For two vectors u = (5.6, 4.2) and v = (1, 7), with common origin denoted O, the perpendicular projection of v on the line containing u is a point denoted P.  The point P is called the perpendicular foot of v on the line of u. The distance from O to P (denoted OP) is proportional to the scalar product of u and v. The distance OP is the scalar product u · v multiplied by the length of u. To obtain the distance OP, divide the scalar product u · v by the length of u.

The length of u is 7:

\begin{align} \mathbf{u} & = (5.6, 4.2) \\ \vert \mathbf{u} \vert & = \vert (5.6, 4.2) \vert \\ & = \sqrt{5.6^{2} + 4.2^{2}} \\ & = \sqrt{31.36 + 17.64} \\ & = \sqrt{49} \\ & = 7 \end{align}

The scalar product u · v equals 35:

\begin{align} \mathbf{u} \cdot \mathbf{v} & = (5.6, 4.2) \cdot (1, 7) \\ & = (5.6)(1) + (4.2)(7) \\ & = 5.6 + 29.4 \\ & = 35 \end{align}

Dividing u · v = 35 with |u| = 7 yields the distance OP = 5. That is the hypotenuse of a 3/4/5 triangle.

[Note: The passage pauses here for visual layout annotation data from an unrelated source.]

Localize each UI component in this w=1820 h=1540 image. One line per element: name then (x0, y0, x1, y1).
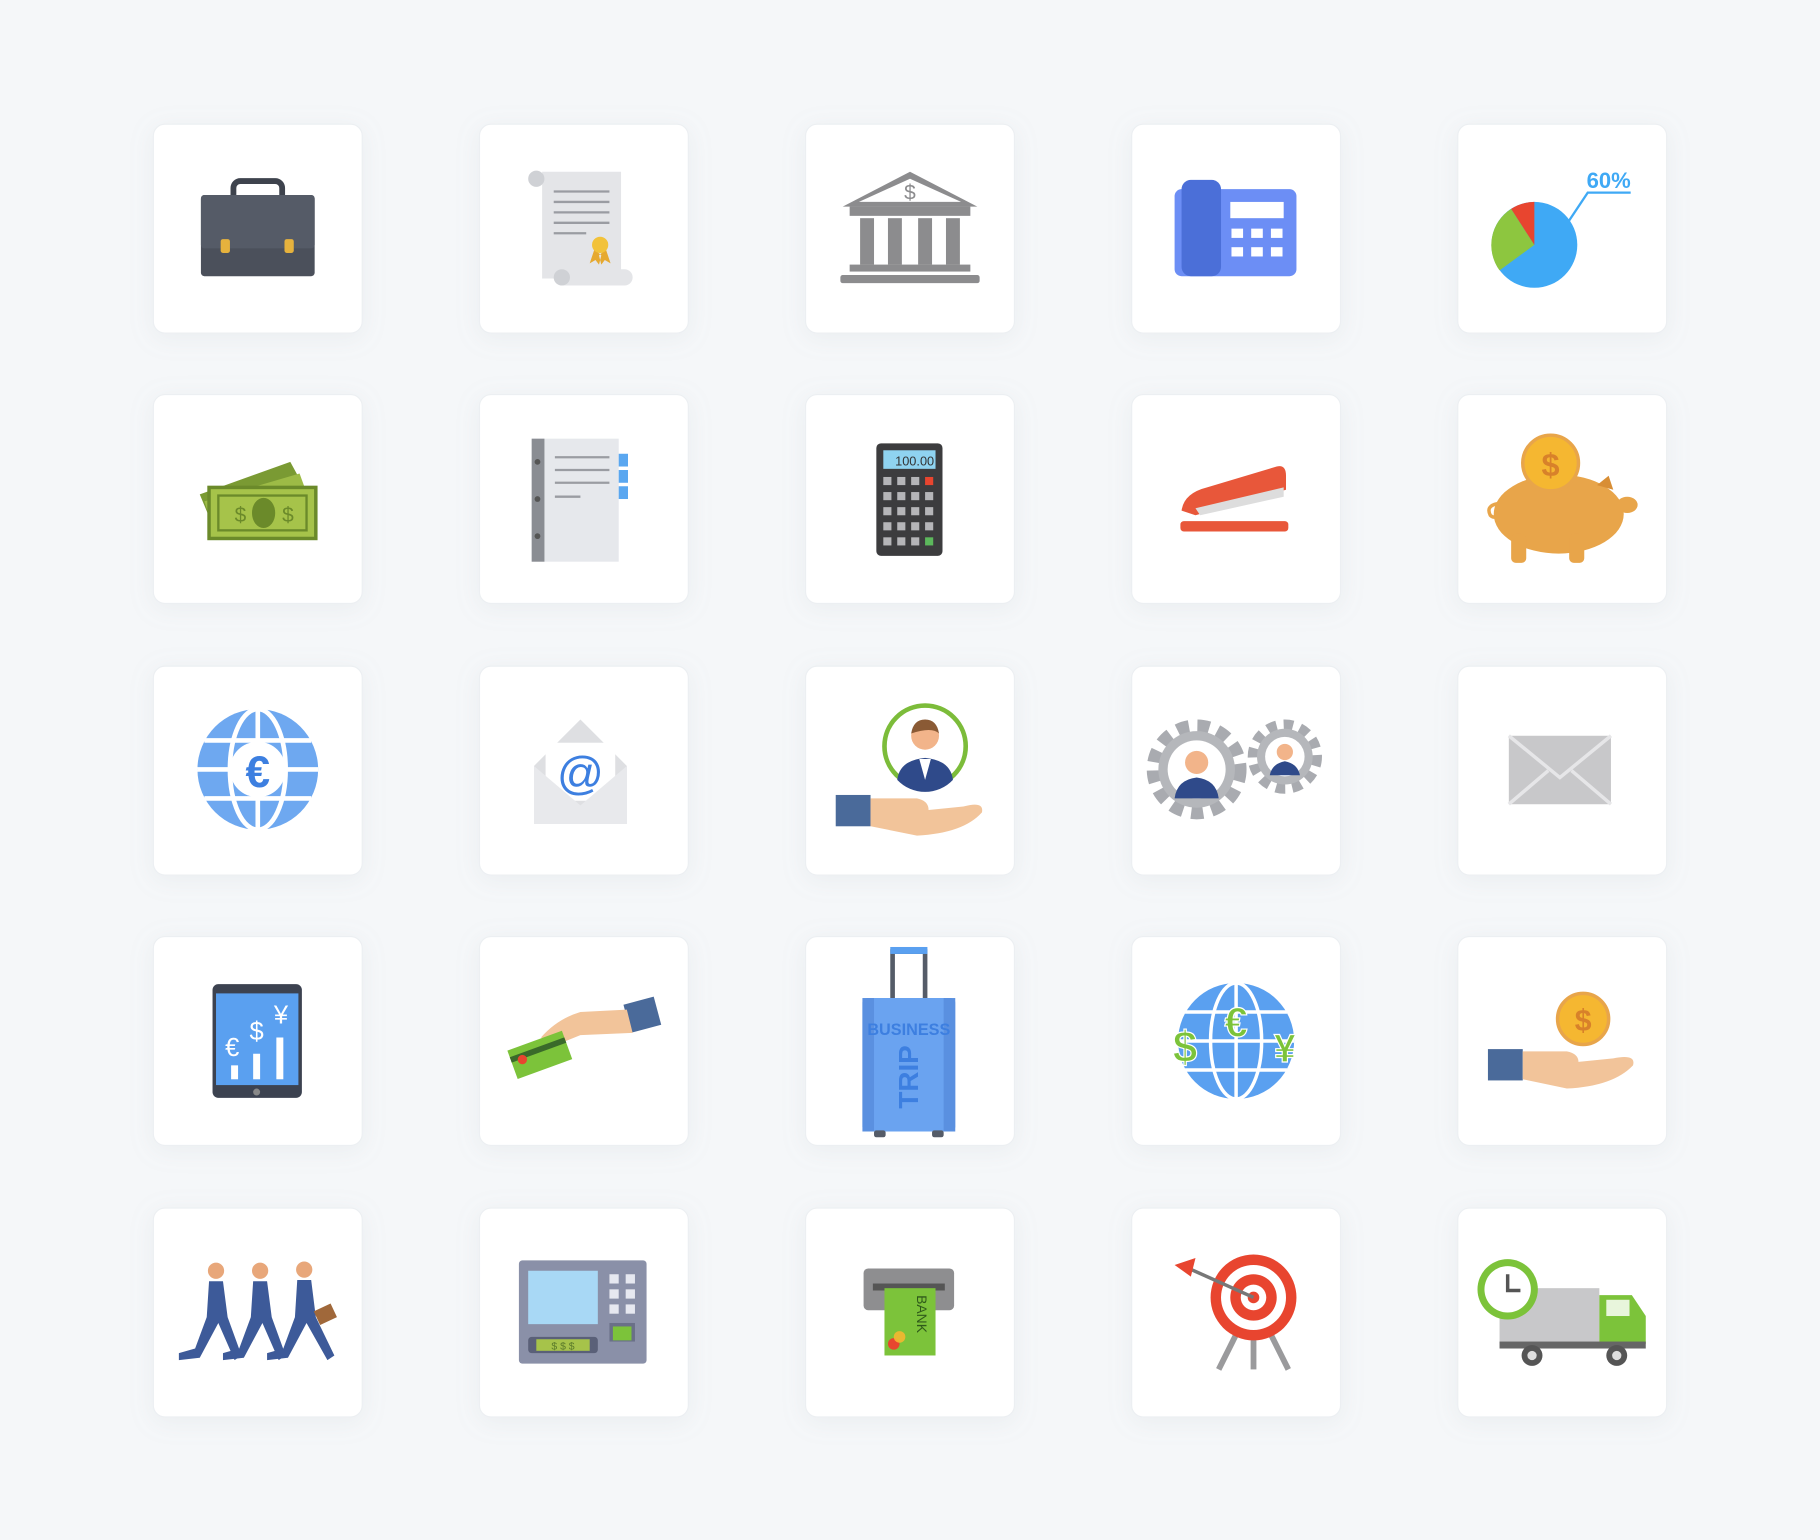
icon: money bills: $ (282, 504, 294, 527)
icon: pie chart 60% (1491, 168, 1631, 288)
icon: bank building: $ (904, 182, 916, 205)
icon: target with arrow (1175, 1255, 1296, 1369)
icon: business trip suitcase: TRIP (893, 1045, 924, 1109)
icon: walking businessmen (179, 1261, 337, 1360)
icon: hand holding person (836, 706, 982, 836)
icon: currency globe: $ (1173, 1023, 1197, 1072)
icon: business trip suitcase: BUSINESS (867, 1021, 951, 1039)
icon: currency globe: € (1224, 998, 1248, 1045)
icon: email envelope (534, 720, 627, 824)
icon: euro globe (197, 709, 318, 830)
icon: bank card slot: BANK (914, 1295, 930, 1334)
icon: money bills: $ (235, 504, 247, 527)
icon: gears with people (1155, 725, 1316, 811)
icon: hand with credit card (507, 997, 661, 1079)
icon: hand with coin (1488, 993, 1633, 1089)
icon: piggy bank (1489, 435, 1638, 563)
icon: calculator: 100.00 (895, 453, 934, 468)
icon: notebook (532, 439, 628, 562)
icon: bank building (840, 172, 980, 283)
icon: plain envelope (1509, 736, 1611, 804)
icon: pie chart 60%: 60% (1587, 168, 1631, 193)
icon: business trip suitcase (862, 947, 955, 1137)
icon: euro globe: € (246, 748, 270, 797)
icon: office phone (1175, 180, 1296, 276)
icon: money bills (200, 462, 316, 538)
icon: piggy bank: $ (1542, 447, 1560, 483)
icon: currency globe (1173, 983, 1296, 1099)
icon: briefcase (201, 181, 315, 276)
icon: delivery truck with clock (1477, 1259, 1646, 1366)
icon: hand with coin: $ (1575, 1005, 1592, 1038)
icon: ATM machine (519, 1260, 647, 1364)
icon: calculator (876, 443, 942, 556)
icon: ATM machine: $ $ $ (551, 1342, 575, 1353)
icon: email envelope: @ (557, 747, 604, 799)
card grid (153, 124, 1667, 1417)
icon: currency globe: ¥ (1274, 1027, 1296, 1071)
icon: stapler (1180, 466, 1288, 532)
icon: tablet with currency chart: $ (250, 1018, 264, 1046)
icon: bank card slot (864, 1268, 954, 1355)
icon: certificate scroll (528, 171, 633, 285)
icon: tablet with currency chart: ¥ (273, 1002, 289, 1030)
icon: tablet with currency chart: € (225, 1034, 239, 1062)
icon: tablet with currency chart (213, 984, 302, 1098)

Note that division by |u| would not have been necessary if u was a unit vector (because a unit vector length is 1).

Consider u = (2.8, 2.1). Then the length of u is 3.5:

\begin{align} \mathbf{u} & = (2.8, 2.1) \\ \vert \mathbf{u} \vert & = \vert (2.8, 2.1) \vert \\ & = \sqrt{2.8^{2} + 2.1^{2}} \\ & = \sqrt{7.84 + 4.41} \\ & = \sqrt{12.25} \\ & = 3.5 \end{align} The scalar product u · v equals 17.5:

\begin{align} \mathbf{u} \cdot \mathbf{v} & = (2.8, 2.1) \cdot (1, 7) \\ & = (2.8)(1) + (2.1)(7) \\ & = 2.8 + 14.7 \\ & = 17.5 \end{align}

Dividing u · v = 17.5 with |u| = 3.5 yields the distance OP = 5 again.

In the preceding examples, the angle subtending (between) u and v was acute (less than 90°). Now consider v = (−7, 1) which subtends an obtuse angle with u (greater than 90°): The scalar product u · v equals −17.5:

\begin{align} \mathbf{u} \cdot \mathbf{v} & = (2.8, 2.1) \cdot (-7, 1) \\ & = (2.8)(-7) + (2.1)(1) \\ & = -19.6 + 2.1 \\ & = -17.5 \end{align}

Dividing u · v = −17.5 with |u| = 3.5 yields the distance OP = −5. The distance is negative because it is in the opposite direction than u on the line containing u.

#### 3.2  Perpendicular Foot Point

The perpendicular projection of v on the line of u is the point denoted P.  The point P is called the perpendicular foot of v on the line of u. The coordinates of P can be found by scaling the unit vector of u with the distance OP.

$\text{unit vector of } \mathbf{u} = \mathbf{\hat{u}} = \frac{\mathbf{u}}{\vert \mathbf{u} \vert} = \left( \frac{u_{x}}{\vert \mathbf{u} \vert}, \frac{u_{y}}{\vert \mathbf{u} \vert} \right)$

$\mathbf{\hat{u}} = \left( \frac{2.8}{3.5}, \frac{2.1}{3.5} \right) = (0.8, 0.6)$

\begin{align} OP \mathbf{\hat{u}} & = -5(0.8, 0.6) \\ & = (-4, -3) \end{align}

#### 3.3  Vector Subtraction (Distance to Line)

Vector subtraction is simply vector addition with one of the vectors scaled with −1. The result is a vector that extends from the head of one of the vectors to the head of the other vector. In this case, it gives us a vector joining the head of v with the point P (head of OP). The length of that vector is the shortest distance from the head of v to the line containing P.

Denoting that vector as d:

\begin{align} \mathbf{d} & = \mathbf{v} - OP \mathbf{\hat{u}} \\ & = \mathbf{v} + (-OP \mathbf{\hat{u}}) \\ & = (-7, 1) + (4, 3) \\ & = (-3, 4) \end{align}

The length of d is the shortest distance from the head of v to the line of u.

\begin{align} \vert \mathbf{d} \vert & = \sqrt{-3^{2} + 4^{2}} \\ & = \sqrt{9 + 16} \\ & = \sqrt{25} \\ & = 5 \end{align}

Sometimes we only need the square of the distance, to compare to other squared distances — in that case, the square root may be skipped.